Köpek Sahiplerinin Kalp Krizinden Ölmesi Daha Az Olabilir

Köpek sahipliği ile kardiyovasküler sağlık arasındaki ilişkiyi araştıran yeni bir İsveç çalışmasında, araştırmacılar, köpek sahiplerinin kardiyovasküler hastalık ve diğer nedenlerden dolayı ölüm riskinin azaldığını buldular.

Koruyucu bağ, özellikle yalnız yaşayan insanlar arasında ve başlangıçta avlanmak için yetiştirilmiş köpek ırklarına sahip olanlar arasında güçlüdür.

Çalışma için Uppsala Üniversitesi'nden araştırma ekibi, kardiyovasküler hastalık öyküsü olmayan 40 ila 80 yaşları arasındaki 3.4 milyondan fazla İsveçlinin verilerini analiz etti ve bu bilgileri, iki köpek sahipliği kaydı da dahil olmak üzere yedi farklı ulusal veri kaynağıyla karşılaştırdı.

“Çalışmamızdaki çok ilginç bir bulgu, daha önce çok kişili bir evde yaşayanlara göre daha yüksek kardiyovasküler hastalık ve ölüm riski taşıdığı bildirilen bir grup olan yalnız yaşayan kişilerde koruyucu bir faktör olarak köpek sahipliğinin özellikle öne çıkmasıydı. ”Dedi Mwenya Mubanga, çalışmanın başyazarı ve Ph.D. Uppsala Üniversitesi Tıp Bilimleri Bölümü ve Yaşam için Bilim Laboratuvarı öğrencisi.

“Belki de bir köpek, bekar hanelerde önemli bir aile üyesi olabilir.

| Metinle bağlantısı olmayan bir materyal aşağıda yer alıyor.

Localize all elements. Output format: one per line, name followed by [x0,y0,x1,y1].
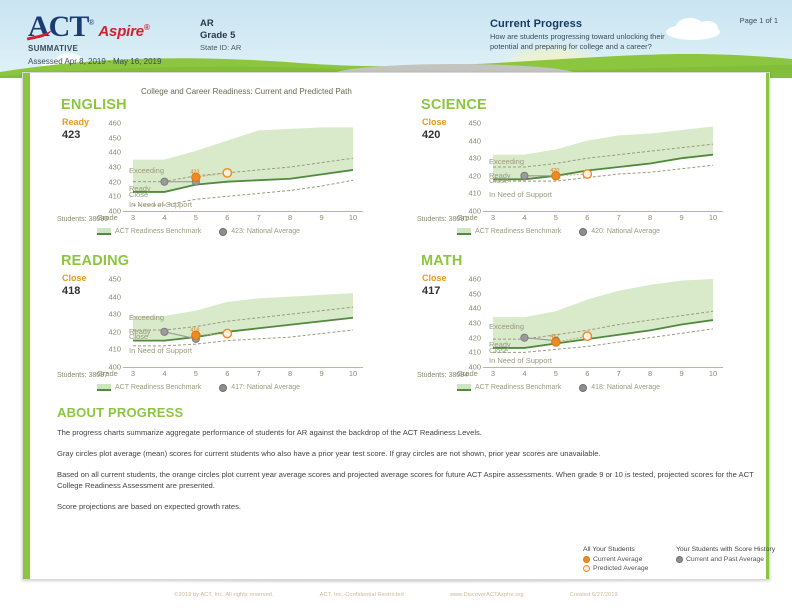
x-tick-label: 6 [225,369,229,378]
y-tick-label: 430 [97,310,121,319]
footer-confidential: ACT, Inc.-Confidential Restricted [320,592,404,598]
gray-average-point [521,172,528,179]
predicted-average-point [583,332,591,340]
legend-benchmark-label: ACT Readiness Benchmark [115,384,201,391]
chart-legend-math: ACT Readiness Benchmark418: National Ave… [457,381,737,393]
y-tick-label: 430 [97,163,121,172]
y-tick-label: 420 [97,327,121,336]
footer-copyright: ©2019 by ACT, Inc. All rights reserved. [174,592,273,598]
legend-label-predicted-average: Predicted Average [593,565,648,572]
gray-average-point [521,334,528,341]
y-tick-label: 450 [97,275,121,284]
predicted-average-point [223,169,231,177]
x-tick-label: 4 [162,369,166,378]
national-average-dot-icon [579,228,587,236]
x-tick-label: 8 [288,369,292,378]
y-tick-label: 440 [457,304,481,313]
legend-national-label: 420: National Average [591,228,660,235]
x-tick-label: 4 [522,369,526,378]
page-footer: ©2019 by ACT, Inc. All rights reserved. … [0,592,792,598]
legend-item-current-past-average: Current and Past Average [676,556,775,563]
benchmark-swatch-icon [457,384,471,391]
x-tick-label: 5 [194,369,198,378]
band-label-exceeding: Exceeding [129,166,164,175]
national-average-dot-icon [219,228,227,236]
footer-website: www.DiscoverACTAspire.org [450,592,524,598]
average-score-reading: 418 [62,285,80,297]
average-score-science: 420 [422,129,440,141]
legend-heading-score-history: Your Students with Score History [676,546,775,553]
average-score-math: 417 [422,285,440,297]
x-axis-math: Grade345678910 [457,369,727,381]
current-progress-title: Current Progress [490,18,690,30]
y-tick-label: 440 [97,148,121,157]
act-registered-icon: ® [88,18,93,27]
x-tick-label: 7 [617,213,621,222]
x-tick-label: 3 [491,213,495,222]
about-paragraph-2: Gray circles plot average (mean) scores … [57,448,757,459]
y-tick-label: 410 [97,345,121,354]
y-tick-label: 420 [457,171,481,180]
y-tick-label: 410 [457,348,481,357]
x-tick-label: 9 [319,369,323,378]
legend-label-current-average: Current Average [593,556,642,563]
subject-title-reading: READING [61,253,129,269]
band-label-in-need-of-support: In Need of Support [129,346,192,355]
legend-label-current-past-average: Current and Past Average [686,556,764,563]
exceeding-band [493,127,713,180]
current-progress-subtitle: How are students progressing toward unlo… [490,32,690,52]
x-tick-label: 10 [349,213,357,222]
benchmark-swatch-icon [457,228,471,235]
band-label-close: Close [489,176,508,185]
chart-legend-science: ACT Readiness Benchmark420: National Ave… [457,225,737,237]
gray-average-point [161,328,168,335]
y-axis-english: 460450440430420410400 [97,123,121,211]
current-average-value-label: 417 [550,334,559,340]
legend-national-label: 423: National Average [231,228,300,235]
x-tick-label: 4 [522,213,526,222]
footer-created: Created 6/27/2019 [570,592,618,598]
about-paragraph-1: The progress charts summarize aggregate … [57,427,757,438]
band-label-in-need-of-support: In Need of Support [489,356,552,365]
benchmark-swatch-icon [97,228,111,235]
act-wordmark: ACT® [28,12,93,42]
x-tick-label: 3 [131,213,135,222]
y-tick-label: 460 [97,119,121,128]
x-axis-line [483,211,723,212]
assessed-window-label: Assessed Apr 8, 2019 - May 16, 2019 [28,57,161,66]
x-tick-label: 5 [554,369,558,378]
x-axis-title: Grade [97,213,118,222]
chart-panel-math: MATHClose417Students: 380944604504404304… [397,253,757,413]
y-tick-label: 410 [457,189,481,198]
y-axis-science: 450440430420410400 [457,123,481,211]
plot-area-english: 460450440430420410400423ExceedingReadyCl… [97,123,367,223]
chart-panel-science: SCIENCEClose420Students: 380914504404304… [397,97,757,257]
x-tick-label: 6 [225,213,229,222]
school-info-block: AR Grade 5 State ID: AR [200,18,241,52]
readiness-level-reading: Close [62,273,87,283]
x-tick-label: 8 [648,369,652,378]
x-tick-label: 4 [162,213,166,222]
band-label-exceeding: Exceeding [489,322,524,331]
x-axis-line [123,211,363,212]
section-title: College and Career Readiness: Current an… [141,87,352,96]
x-axis-science: Grade345678910 [457,213,727,225]
legend-national-label: 418: National Average [591,384,660,391]
predicted-average-point [583,170,591,178]
chart-legend-english: ACT Readiness Benchmark423: National Ave… [97,225,377,237]
about-paragraph-4: Score projections are based on expected … [57,501,757,512]
legend-item-predicted-average: Predicted Average [583,565,648,572]
band-label-close: Close [129,190,148,199]
aspire-text: Aspire [98,23,144,40]
about-progress-section: ABOUT PROGRESS The progress charts summa… [57,405,757,522]
x-tick-label: 6 [585,213,589,222]
subject-title-math: MATH [421,253,463,269]
y-tick-label: 420 [97,177,121,186]
grade-label: Grade 5 [200,30,241,42]
legend-column-all-students: All Your Students Current Average Predic… [583,546,648,574]
readiness-level-english: Ready [62,117,89,127]
state-id-label: State ID: AR [200,43,241,52]
x-tick-label: 9 [319,213,323,222]
y-tick-label: 460 [457,275,481,284]
aspire-wordmark: Aspire® [98,23,149,40]
national-average-dot-icon [579,384,587,392]
x-tick-label: 3 [131,369,135,378]
subject-title-english: ENGLISH [61,97,127,113]
legend-column-score-history: Your Students with Score History Current… [676,546,775,565]
act-aspire-logo: ACT®Aspire® [28,12,150,42]
readiness-level-math: Close [422,273,447,283]
chart-panel-english: ENGLISHReady423Students: 380964604504404… [37,97,397,257]
legend-item-current-average: Current Average [583,556,648,563]
x-tick-label: 5 [554,213,558,222]
gray-average-point [161,178,168,185]
x-tick-label: 7 [617,369,621,378]
y-tick-label: 450 [457,289,481,298]
x-tick-label: 8 [648,213,652,222]
x-axis-title: Grade [457,213,478,222]
band-label-exceeding: Exceeding [489,157,524,166]
chart-panel-reading: READINGClose418Students: 380974504404304… [37,253,397,413]
predicted-average-point [223,329,231,337]
plot-area-math: 460450440430420410400417ExceedingReadyCl… [457,279,727,379]
plot-area-science: 450440430420410400420ExceedingReadyClose… [457,123,727,223]
page-header: ACT®Aspire® SUMMATIVE Assessed Apr 8, 20… [0,0,792,78]
page-number-label: Page 1 of 1 [740,16,778,25]
x-tick-label: 3 [491,369,495,378]
card-right-accent-bar [766,73,769,579]
report-card: College and Career Readiness: Current an… [22,72,770,580]
x-tick-label: 5 [194,213,198,222]
current-average-value-label: 418 [190,327,199,333]
y-tick-label: 410 [97,192,121,201]
legend-heading-all-students: All Your Students [583,546,648,553]
report-type-label: SUMMATIVE [28,44,78,53]
y-tick-label: 430 [457,154,481,163]
readiness-level-science: Close [422,117,447,127]
y-tick-label: 450 [97,133,121,142]
x-axis-title: Grade [457,369,478,378]
current-average-value-label: 423 [190,169,199,175]
x-tick-label: 7 [257,369,261,378]
aspire-registered-icon: ® [144,23,150,32]
y-tick-label: 430 [457,319,481,328]
plot-area-reading: 450440430420410400418ExceedingReadyClose… [97,279,367,379]
legend-national-label: 417: National Average [231,384,300,391]
legend-benchmark-label: ACT Readiness Benchmark [115,228,201,235]
about-paragraph-3: Based on all current students, the orang… [57,469,757,491]
band-label-close: Close [489,346,508,355]
card-left-accent-bar [23,73,30,579]
x-axis-reading: Grade345678910 [97,369,367,381]
x-tick-label: 10 [709,213,717,222]
national-average-dot-icon [219,384,227,392]
band-label-close: Close [129,332,148,341]
x-tick-label: 9 [679,213,683,222]
y-tick-label: 440 [97,292,121,301]
y-axis-math: 460450440430420410400 [457,279,481,367]
orange-filled-dot-icon [583,556,590,563]
band-label-in-need-of-support: In Need of Support [489,190,552,199]
y-axis-reading: 450440430420410400 [97,279,121,367]
school-name: AR [200,18,241,30]
benchmark-swatch-icon [97,384,111,391]
current-progress-block: Current Progress How are students progre… [490,18,690,52]
x-tick-label: 10 [349,369,357,378]
legend-benchmark-label: ACT Readiness Benchmark [475,384,561,391]
y-tick-label: 420 [457,333,481,342]
subject-title-science: SCIENCE [421,97,487,113]
x-axis-english: Grade345678910 [97,213,367,225]
x-tick-label: 6 [585,369,589,378]
orange-open-dot-icon [583,565,590,572]
x-axis-line [483,367,723,368]
x-axis-line [123,367,363,368]
y-tick-label: 440 [457,136,481,145]
x-tick-label: 9 [679,369,683,378]
about-heading: ABOUT PROGRESS [57,405,757,420]
x-tick-label: 7 [257,213,261,222]
cloud-icon [696,21,718,35]
x-axis-title: Grade [97,369,118,378]
band-label-in-need-of-support: In Need of Support [129,200,192,209]
x-tick-label: 8 [288,213,292,222]
average-score-english: 423 [62,129,80,141]
y-tick-label: 450 [457,119,481,128]
gray-dot-icon [676,556,683,563]
band-label-exceeding: Exceeding [129,313,164,322]
current-average-value-label: 420 [550,168,559,174]
chart-legend-reading: ACT Readiness Benchmark417: National Ave… [97,381,377,393]
legend-benchmark-label: ACT Readiness Benchmark [475,228,561,235]
x-tick-label: 10 [709,369,717,378]
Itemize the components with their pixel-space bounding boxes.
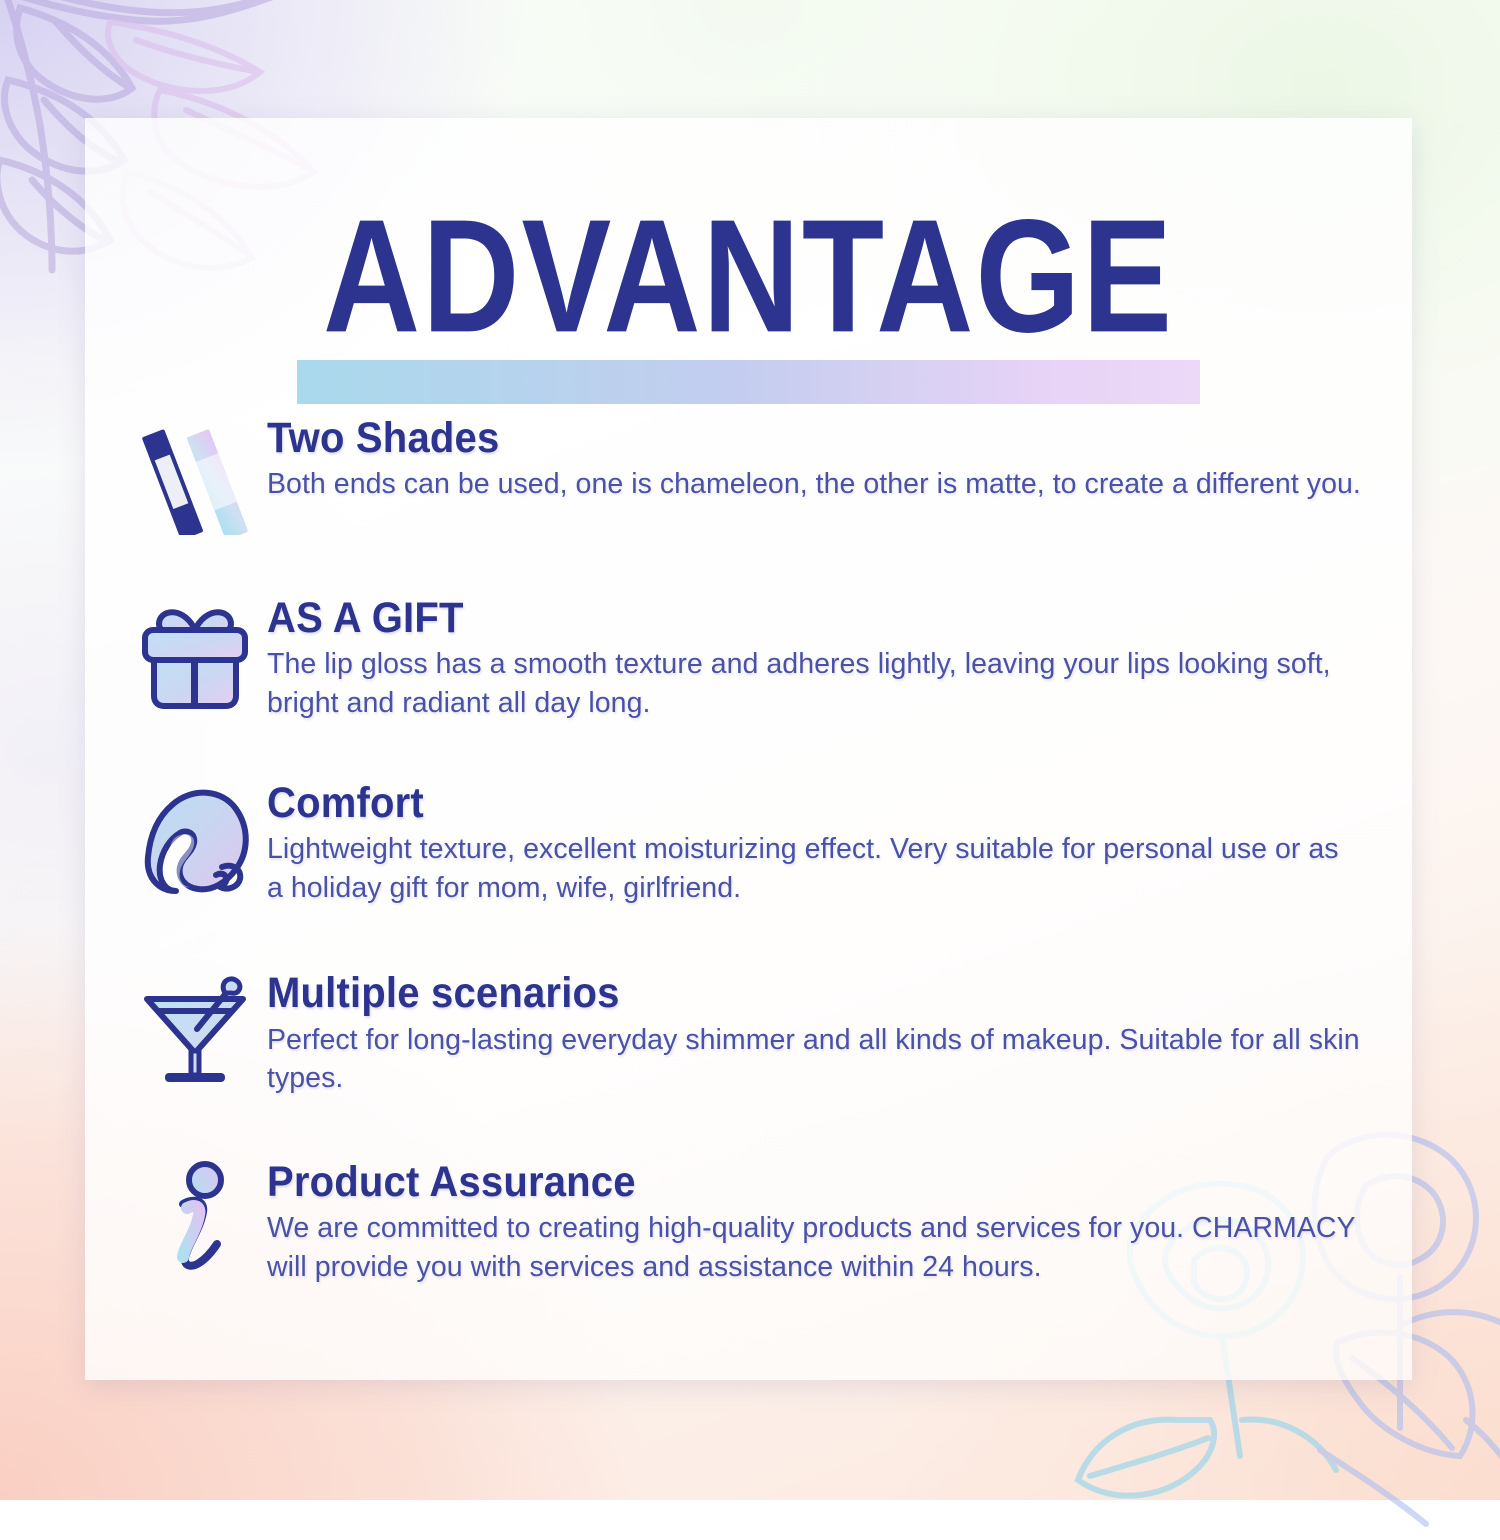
feature-item-comfort: Comfort Lightweight texture, excellent m… [131, 779, 1362, 908]
feature-description: We are committed to creating high-qualit… [267, 1209, 1362, 1287]
advantage-panel: ADVANTAGE [85, 118, 1412, 1380]
feature-text-product-assurance: Product Assurance We are committed to cr… [259, 1158, 1362, 1287]
woman-profile-icon [131, 779, 259, 903]
feature-description: Both ends can be used, one is chameleon,… [267, 465, 1362, 504]
feature-item-multiple-scenarios: Multiple scenarios Perfect for long-last… [131, 969, 1362, 1098]
feature-description: The lip gloss has a smooth texture and a… [267, 645, 1362, 723]
feature-title: Comfort [267, 781, 1362, 827]
gift-box-icon [131, 594, 259, 718]
feature-title: Product Assurance [267, 1160, 1362, 1206]
feature-text-multiple-scenarios: Multiple scenarios Perfect for long-last… [259, 969, 1362, 1098]
page-title-block: ADVANTAGE [85, 196, 1412, 336]
feature-item-as-a-gift: AS A GIFT The lip gloss has a smooth tex… [131, 594, 1362, 723]
feature-text-as-a-gift: AS A GIFT The lip gloss has a smooth tex… [259, 594, 1362, 723]
feature-list: Two Shades Both ends can be used, one is… [85, 414, 1412, 1287]
feature-item-product-assurance: Product Assurance We are committed to cr… [131, 1158, 1362, 1287]
feature-title: Two Shades [267, 416, 1362, 462]
feature-description: Lightweight texture, excellent moisturiz… [267, 830, 1362, 908]
feature-title: AS A GIFT [267, 596, 1362, 642]
info-letter-i-icon [131, 1158, 259, 1282]
title-highlight-bar [297, 360, 1200, 404]
feature-title: Multiple scenarios [267, 971, 1362, 1017]
feature-text-two-shades: Two Shades Both ends can be used, one is… [259, 414, 1362, 504]
feature-description: Perfect for long-lasting everyday shimme… [267, 1021, 1362, 1099]
crossed-lipsticks-icon [131, 414, 259, 538]
page-title: ADVANTAGE [72, 196, 1426, 357]
cocktail-glass-icon [131, 969, 259, 1093]
feature-item-two-shades: Two Shades Both ends can be used, one is… [131, 414, 1362, 538]
feature-text-comfort: Comfort Lightweight texture, excellent m… [259, 779, 1362, 908]
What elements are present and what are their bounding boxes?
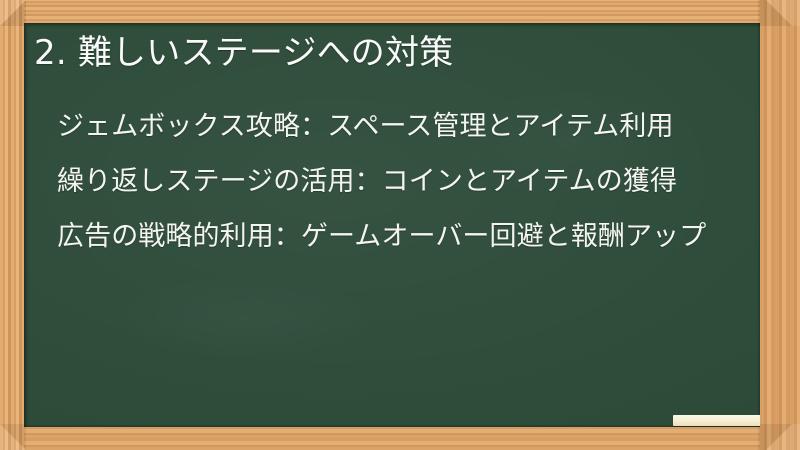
frame-corner-top-right — [758, 0, 800, 26]
frame-corner-bottom-right — [758, 424, 800, 450]
frame-corner-top-left — [0, 0, 26, 26]
frame-right-stile — [760, 0, 800, 450]
chalk-stick-icon — [673, 415, 760, 426]
chalkboard-slide: 2. 難しいステージへの対策 ジェムボックス攻略：スペース管理とアイテム利用 繰… — [0, 0, 800, 450]
bullet-item: 繰り返しステージの活用：コインとアイテムの獲得 — [57, 163, 747, 201]
frame-corner-bottom-left — [0, 424, 26, 450]
bullet-list: ジェムボックス攻略：スペース管理とアイテム利用 繰り返しステージの活用：コインと… — [57, 108, 747, 256]
chalkboard-surface: 2. 難しいステージへの対策 ジェムボックス攻略：スペース管理とアイテム利用 繰… — [24, 23, 760, 427]
frame-bottom-rail — [0, 426, 800, 450]
chalk-smudge — [104, 273, 384, 363]
slide-title: 2. 難しいステージへの対策 — [34, 31, 748, 75]
bullet-item: 広告の戦略的利用：ゲームオーバー回避と報酬アップ — [57, 218, 747, 256]
bullet-item: ジェムボックス攻略：スペース管理とアイテム利用 — [57, 108, 747, 146]
frame-left-stile — [0, 0, 24, 450]
frame-top-rail — [0, 0, 800, 23]
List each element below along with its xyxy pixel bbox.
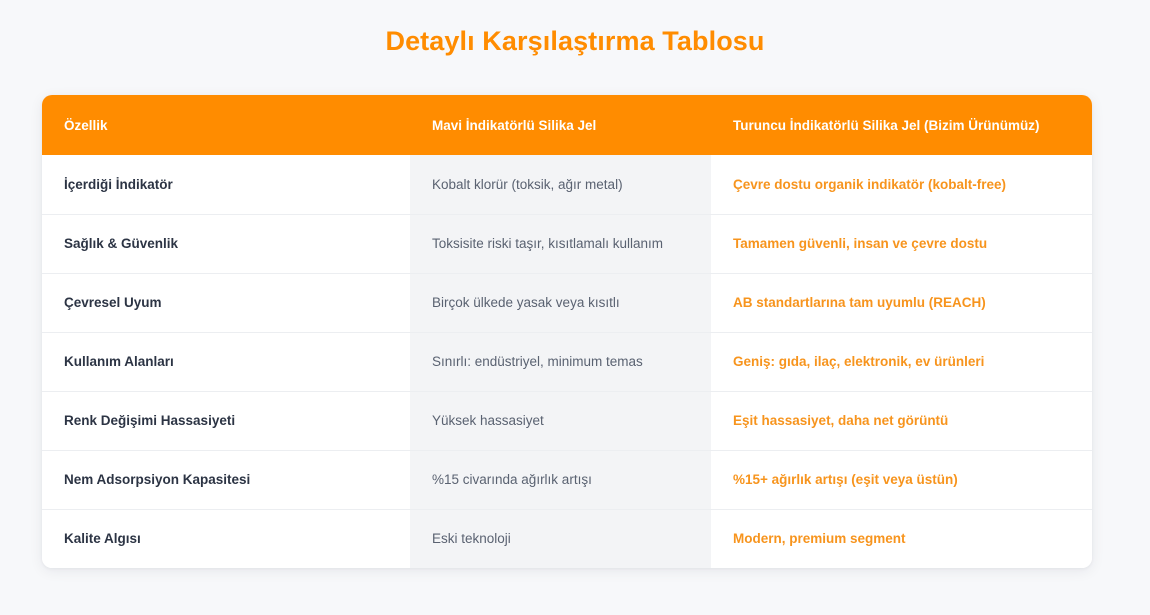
table-row: Sağlık & GüvenlikToksisite riski taşır, … <box>42 214 1092 273</box>
cell-blue-silica: Sınırlı: endüstriyel, minimum temas <box>410 332 711 391</box>
table-row: Renk Değişimi HassasiyetiYüksek hassasiy… <box>42 391 1092 450</box>
table-header: Özellik Mavi İndikatörlü Silika Jel Turu… <box>42 95 1092 155</box>
cell-feature: Renk Değişimi Hassasiyeti <box>42 391 410 450</box>
cell-feature: İçerdiği İndikatör <box>42 155 410 214</box>
cell-blue-silica: Eski teknoloji <box>410 509 711 568</box>
cell-orange-silica: %15+ ağırlık artışı (eşit veya üstün) <box>711 450 1092 509</box>
table-body: İçerdiği İndikatörKobalt klorür (toksik,… <box>42 155 1092 568</box>
cell-blue-silica: Yüksek hassasiyet <box>410 391 711 450</box>
page-title: Detaylı Karşılaştırma Tablosu <box>0 0 1150 57</box>
cell-blue-silica: %15 civarında ağırlık artışı <box>410 450 711 509</box>
column-header-blue-silica: Mavi İndikatörlü Silika Jel <box>410 95 711 155</box>
cell-feature: Çevresel Uyum <box>42 273 410 332</box>
cell-blue-silica: Kobalt klorür (toksik, ağır metal) <box>410 155 711 214</box>
table-row: Kullanım AlanlarıSınırlı: endüstriyel, m… <box>42 332 1092 391</box>
table-row: Nem Adsorpsiyon Kapasitesi%15 civarında … <box>42 450 1092 509</box>
cell-orange-silica: Tamamen güvenli, insan ve çevre dostu <box>711 214 1092 273</box>
cell-feature: Nem Adsorpsiyon Kapasitesi <box>42 450 410 509</box>
comparison-table: Özellik Mavi İndikatörlü Silika Jel Turu… <box>42 95 1092 568</box>
cell-feature: Kalite Algısı <box>42 509 410 568</box>
table-header-row: Özellik Mavi İndikatörlü Silika Jel Turu… <box>42 95 1092 155</box>
cell-blue-silica: Toksisite riski taşır, kısıtlamalı kulla… <box>410 214 711 273</box>
column-header-orange-silica: Turuncu İndikatörlü Silika Jel (Bizim Ür… <box>711 95 1092 155</box>
column-header-feature: Özellik <box>42 95 410 155</box>
cell-orange-silica: Modern, premium segment <box>711 509 1092 568</box>
cell-feature: Kullanım Alanları <box>42 332 410 391</box>
cell-orange-silica: Geniş: gıda, ilaç, elektronik, ev ürünle… <box>711 332 1092 391</box>
cell-feature: Sağlık & Güvenlik <box>42 214 410 273</box>
cell-orange-silica: AB standartlarına tam uyumlu (REACH) <box>711 273 1092 332</box>
table-row: İçerdiği İndikatörKobalt klorür (toksik,… <box>42 155 1092 214</box>
cell-orange-silica: Çevre dostu organik indikatör (kobalt-fr… <box>711 155 1092 214</box>
table-row: Çevresel UyumBirçok ülkede yasak veya kı… <box>42 273 1092 332</box>
table-row: Kalite AlgısıEski teknolojiModern, premi… <box>42 509 1092 568</box>
comparison-table-container: Özellik Mavi İndikatörlü Silika Jel Turu… <box>42 95 1092 568</box>
cell-blue-silica: Birçok ülkede yasak veya kısıtlı <box>410 273 711 332</box>
cell-orange-silica: Eşit hassasiyet, daha net görüntü <box>711 391 1092 450</box>
comparison-page: Detaylı Karşılaştırma Tablosu Özellik Ma… <box>0 0 1150 615</box>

Sonuçlar, bekar köpek sahiplerinin, bekar olmayanlara kıyasla, takip sırasında ölüm riskinde yüzde 33 ve miyokard enfarktüsü riskinde yüzde 11 azalma olduğunu gösterdi. Bir başka ilginç bulgu da, başlangıçta avlanmak için yetiştirilen cins gruplarından köpek sahiplerinin en çok korunanlar olduğuydu.

İsveç'te her ikamet eden kişiye benzersiz bir kişisel kimlik numarası verilir. Bir hastaneye yapılan her ziyaret, verilerin kimliklerinin kaldırılmasından sonra araştırmacılar tarafından erişilebilen ulusal veritabanlarına kaydedilir.

İsveç'te 2001'den beri köpek sahipliğinin tescili bile zorunlu hale geldi. Bu, bilim adamlarının bir köpek sahibi olarak tescil edilmenin daha sonra kardiyovasküler hastalık veya herhangi bir nedenden ötürü ölüm teşhisi ile nasıl ilişkili olduğunu incelemelerine izin verdi.

Araştırmanın kıdemli yazarı ve Tıp Bölümü'nde epidemiyoloji doçenti olan Dr. Bilim ve Yaşam için Bilim Laboratuvarı, Uppsala Üniversitesi.

“Genel olarak köpek sahiplerinin daha yüksek fiziksel aktiviteye sahip olduğunu biliyoruz, bu da gözlemlenen sonuçların bir açıklaması olabilir. Diğer açıklamalar arasında artan bir refah ve sosyal temas veya köpeğin sahibinin bakteriyel mikrobiyomu üzerindeki etkileri yer alıyor. "

Fall, "Bir köpeği satın almadan önce sahipler ve sahip olmayanlar arasında da farklılıklar olabilir, bu da insanların daha aktif ve daha sağlıklı olma eğiliminde olan bir köpeği almayı seçmeleri gibi sonuçlarımızı etkileyebilir" dedi.

"Nüfusa dayalı tasarım sayesinde, sonuçlarımız İsveç nüfusuna ve muhtemelen köpek sahipliğiyle ilgili benzer kültüre sahip diğer Avrupalı ​​popülasyonlara genellenebilir."

Bulguları dergide yayınlandı Bilimsel Raporlar.